I have used naltrexone

Anonymous
February 26, 2010 at 11:49 am

Although I do not often post here, I do try to read several times per month just to keep up with what is taking place in the lives of so many people whom I feel I almost know, just because of your posts.
It took me 5 months, and 30 doctors to finally arrive at a proper diagnosis.
One of those doctors, who specializes in treatment of long term lyme disease, suggested I try Naltrexone at a 4.5 mg level. I had to get the prescription filled by a local pharmacy (not one of the chains), and took the Naltrexone for approximately 2-1/2 years, from March, 2007 to July, 2009.
I found the drug very easy to take, and experienced no side effects.
The lyme doctor felt, at the time, that the naltrexone would somehow strengthen my immune system. When I stopped the drug, I also stopped cold turkey, without side effects. The drug was provided via prescription, and my insurance plan covered it (it was not very expensive).
I was tentatively diagnosed with CIDP in April, 2007, based on physical examination and nerve conduction tests (which are quite sophisticated and specialized at Hopkins) and when things started to go downhill again in August, 2007, my Johns Hopkins doctor decided that it was time to treat me for the disease. He had no objections to the Naltrexone, but wasn’t sure it would help. The reason it was not treated right away was that my doctor wanted to determine whether I was suffering from a “monophasic” event, or something else. We did not do either a lumbar puncture nor sural nerve biopsy at the time because my condition had been stable for several months, not getting worse, but not getting better. Once we decided to treat, we did do a lumbar puncture, which confirmed very high protein levels, and I declined the sural nerve biopsy.

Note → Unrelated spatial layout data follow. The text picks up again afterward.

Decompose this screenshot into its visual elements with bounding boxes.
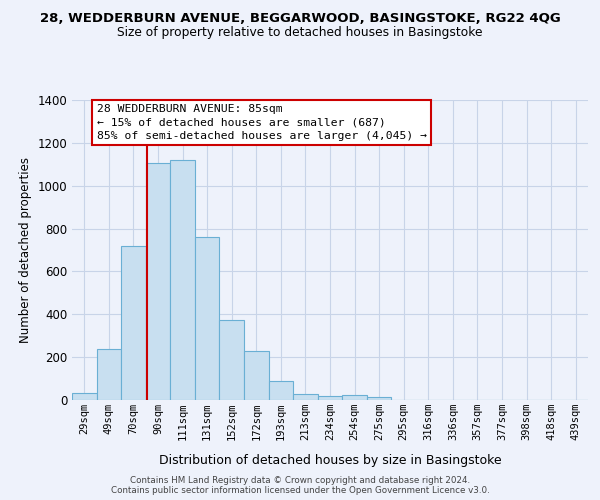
Bar	[121, 246, 146, 400]
Y-axis label: Number of detached properties: Number of detached properties	[19, 157, 32, 343]
Bar	[269, 380, 293, 400]
Bar	[170, 160, 195, 400]
Bar	[293, 394, 318, 400]
Text: Contains public sector information licensed under the Open Government Licence v3: Contains public sector information licen…	[110, 486, 490, 495]
Bar	[146, 163, 170, 400]
Bar	[97, 348, 121, 400]
Bar	[220, 320, 244, 400]
Bar	[342, 396, 367, 400]
Text: 28 WEDDERBURN AVENUE: 85sqm
← 15% of detached houses are smaller (687)
85% of se: 28 WEDDERBURN AVENUE: 85sqm ← 15% of det…	[97, 104, 427, 141]
Bar	[367, 398, 391, 400]
Text: Contains HM Land Registry data © Crown copyright and database right 2024.: Contains HM Land Registry data © Crown c…	[130, 476, 470, 485]
Bar	[318, 396, 342, 400]
Text: 28, WEDDERBURN AVENUE, BEGGARWOOD, BASINGSTOKE, RG22 4QG: 28, WEDDERBURN AVENUE, BEGGARWOOD, BASIN…	[40, 12, 560, 26]
Bar	[244, 351, 269, 400]
Bar	[195, 237, 220, 400]
X-axis label: Distribution of detached houses by size in Basingstoke: Distribution of detached houses by size …	[158, 454, 502, 467]
Bar	[72, 392, 97, 400]
Text: Size of property relative to detached houses in Basingstoke: Size of property relative to detached ho…	[117, 26, 483, 39]
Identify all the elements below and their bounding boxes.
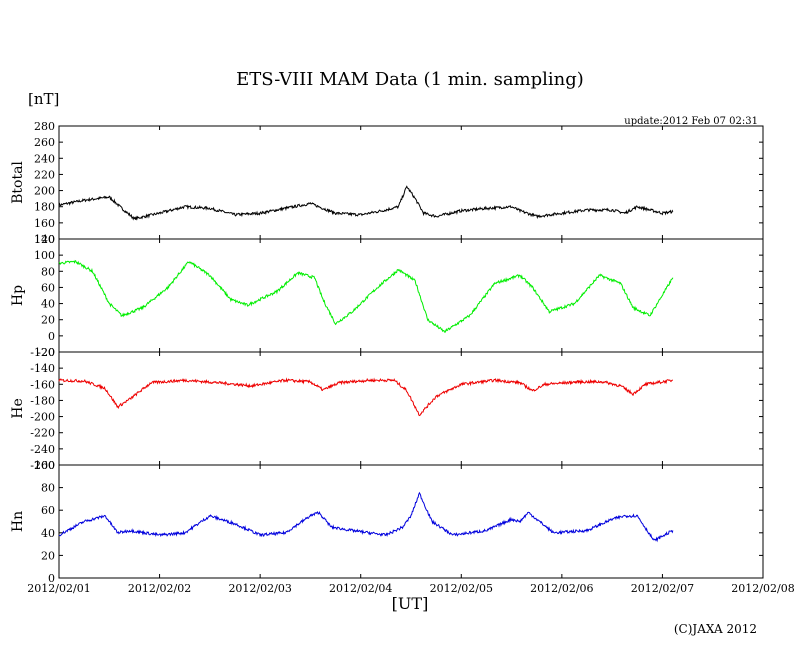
y-tick-label: 180 [34, 201, 55, 214]
y-tick-label: 80 [41, 265, 55, 278]
y-tick-label: 40 [41, 298, 55, 311]
y-tick-label: -120 [30, 346, 55, 359]
y-tick-label: 20 [41, 314, 55, 327]
panel-frame [58, 238, 764, 353]
y-tick-label: -220 [30, 427, 55, 440]
y-tick-label: 20 [41, 549, 55, 562]
y-tick-label: 0 [48, 572, 55, 585]
panel-he: -120 -140 -160 -180 -200 -220 -240 -260 He [10, 346, 764, 472]
y-tick-label: 240 [34, 152, 55, 165]
x-tick-label: 2012/02/08 [731, 582, 794, 595]
y-tick-label: 100 [34, 459, 55, 472]
series-line-hn [58, 491, 674, 543]
series-line-hp [58, 259, 674, 333]
series-line-he [58, 377, 673, 417]
panel-btotal: 280 260 240 220 200 180 160 140 Btotal [10, 120, 764, 246]
y-axis-label: Hp [10, 285, 26, 306]
y-tick-label: 160 [34, 217, 55, 230]
panel-frame [58, 464, 764, 579]
y-tick-label: -260 [30, 459, 55, 472]
panel-hn: 100 80 60 40 20 0 Hn [10, 459, 764, 585]
update-timestamp: update:2012 Feb 07 02:31 [624, 116, 758, 127]
panel-hp: 120 100 80 60 40 20 0 -20 Hp [10, 233, 764, 359]
y-axis-label: Btotal [10, 161, 26, 204]
y-tick-label: 40 [41, 527, 55, 540]
y-axis-label: He [10, 398, 26, 419]
y-tick-label: -200 [30, 411, 55, 424]
y-tick-label: 220 [34, 168, 55, 181]
x-tick-label: 2012/02/03 [228, 582, 291, 595]
y-tick-label: -180 [30, 394, 55, 407]
y-tick-label: -20 [37, 346, 55, 359]
x-tick-label: 2012/02/05 [430, 582, 493, 595]
series-line-btotal [58, 185, 674, 221]
y-tick-label: 260 [34, 136, 55, 149]
panel-frame [58, 351, 764, 466]
y-tick-label: 100 [34, 249, 55, 262]
y-tick-label: -140 [30, 362, 55, 375]
y-tick-label: 80 [41, 482, 55, 495]
x-tick-label: 2012/02/04 [329, 582, 392, 595]
y-tick-label: 200 [34, 185, 55, 198]
panels: 280260240220200180160140Btotal1201008060… [10, 120, 764, 585]
y-tick-label: 120 [34, 233, 55, 246]
x-tick-label: 2012/02/06 [530, 582, 593, 595]
copyright: (C)JAXA 2012 [674, 622, 757, 636]
panel-frame [58, 125, 764, 240]
x-tick-label: 2012/02/02 [128, 582, 191, 595]
chart-title: ETS-VIII MAM Data (1 min. sampling) [236, 69, 584, 90]
y-tick-label: 0 [48, 330, 55, 343]
x-tick-label: 2012/02/01 [27, 582, 90, 595]
x-tick-label: 2012/02/07 [631, 582, 694, 595]
y-tick-label: 60 [41, 504, 55, 517]
x-axis-ticks: 2012/02/01 2012/02/02 2012/02/03 2012/02/04… [27, 126, 795, 595]
y-tick-label: 280 [34, 120, 55, 133]
y-tick-label: -240 [30, 443, 55, 456]
y-tick-label: 140 [34, 233, 55, 246]
y-tick-label: 60 [41, 281, 55, 294]
x-axis-label: [UT] [392, 594, 429, 613]
y-tick-label: -160 [30, 378, 55, 391]
y-axis-label: Hn [10, 511, 26, 532]
unit-label: [nT] [28, 90, 59, 108]
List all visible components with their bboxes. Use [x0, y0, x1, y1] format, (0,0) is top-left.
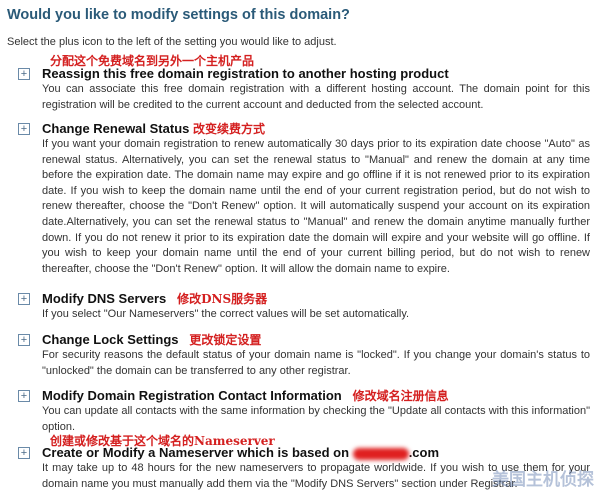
setting-desc: You can associate this free domain regis… — [42, 83, 590, 111]
setting-renewal: + Change Renewal Status 改变续费方式 If you wa… — [18, 121, 590, 277]
setting-desc: For security reasons the default status … — [42, 349, 590, 377]
setting-dns: + Modify DNS Servers 修改DNS服务器 If you sel… — [18, 291, 590, 323]
setting-nameserver: + Create or Modify a Nameserver which is… — [18, 445, 590, 492]
annotation-nameserver: 创建或修改基于这个域名的Nameserver — [50, 434, 275, 448]
setting-lock: + Change Lock Settings 更改锁定设置 For securi… — [18, 332, 590, 379]
plus-icon[interactable]: + — [18, 334, 30, 346]
intro-text: Select the plus icon to the left of the … — [7, 36, 337, 48]
setting-desc: It may take up to 48 hours for the new n… — [42, 462, 590, 490]
annotation-contact: 修改域名注册信息 — [352, 389, 449, 403]
plus-icon[interactable]: + — [18, 68, 30, 80]
plus-icon[interactable]: + — [18, 293, 30, 305]
annotation-reassign: 分配这个免费域名到另外一个主机产品 — [50, 54, 255, 68]
setting-title[interactable]: Change Renewal Status — [42, 121, 190, 136]
setting-contact: + Modify Domain Registration Contact Inf… — [18, 388, 590, 435]
setting-desc: If you want your domain registration to … — [42, 138, 590, 275]
annotation-renewal: 改变续费方式 — [193, 122, 266, 136]
setting-desc: If you select "Our Nameservers" the corr… — [42, 308, 410, 320]
page-heading: Would you like to modify settings of thi… — [7, 7, 350, 23]
plus-icon[interactable]: + — [18, 123, 30, 135]
plus-icon[interactable]: + — [18, 390, 30, 402]
annotation-lock: 更改锁定设置 — [189, 333, 262, 347]
redacted-domain — [352, 447, 409, 460]
setting-desc: You can update all contacts with the sam… — [42, 405, 590, 433]
watermark: 美国主机侦探 — [492, 470, 594, 490]
annotation-dns: 修改DNS服务器 — [177, 292, 268, 306]
title-suffix: .com — [408, 445, 440, 460]
setting-reassign: + Reassign this free domain registration… — [18, 66, 590, 113]
setting-title[interactable]: Reassign this free domain registration t… — [42, 66, 449, 81]
plus-icon[interactable]: + — [18, 447, 30, 459]
setting-title[interactable]: Modify Domain Registration Contact Infor… — [42, 388, 342, 403]
setting-title[interactable]: Modify DNS Servers — [42, 291, 167, 306]
setting-title[interactable]: Create or Modify a Nameserver which is b… — [42, 445, 350, 460]
setting-title[interactable]: Change Lock Settings — [42, 332, 179, 347]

My treatment consisted of IVIG, starting once every three weeks. Hopkins has a lengthy and detailed protocol for the administration of IVIG (and the kind nurse printed it out for me at my first visit), and I had my treatments at the Hopkins Cancer outpatient department. The only side effects I suffered from the treatments were a headache the first couple of times, and I was usually somewhat tired when I went home. When I reported the headaches, my doctor changed the infusion preparation to add something else (20 ml of decadron), prior to the IVIG, which completely eliminated the headaches.
Although there was no improvement after the 5-day loading period, nor the succeeding treatment 3 weeks later, there was pronounced improvement after the next treatment, and within several more treatments, I had recovered substantially all of my motor strength. After expanding the intervals between treatments to four weeks, and then slowly reducing the amount of IVIG I received at each treatment, we finally stopped the IVIG treatments in July, 2009. I am at 100% for motor strength and about 95-95% with respect to sensory nerves. According to my doctor, the few sensory nerve residuals may or may not completely resolve in time.
I have also taken 2400 mg of Gabapentin, spread throughout the day, as part of my treatment regimen.
I have been back to full weight and cardiovascular workouts since approximately February, 2008, have spent a week skiing with no problems, and have traveled quite extensively since February, 2008, again all with no problems.
I’m not trying to brag on my situation, because every single one of us is very different in how the disease affects us, how we interact with our doctors (my doctor at Hopkins is truly wonderful and one of the leading researchers in this field), how we receive treatment (I always felt things would be much better having the treatments at Hopkins rather than at home, although I was offered a Hopkins Home Service), and how we respond to treatment.
The point I am trying to make is that although there is no proof that the Naltrexone played a role in my recovery, there is also nothing to suggest that it did any harm and may have fact contributed to a good outcome. Based upon my experience, anything that may contribute to a favorable outcome should be considered.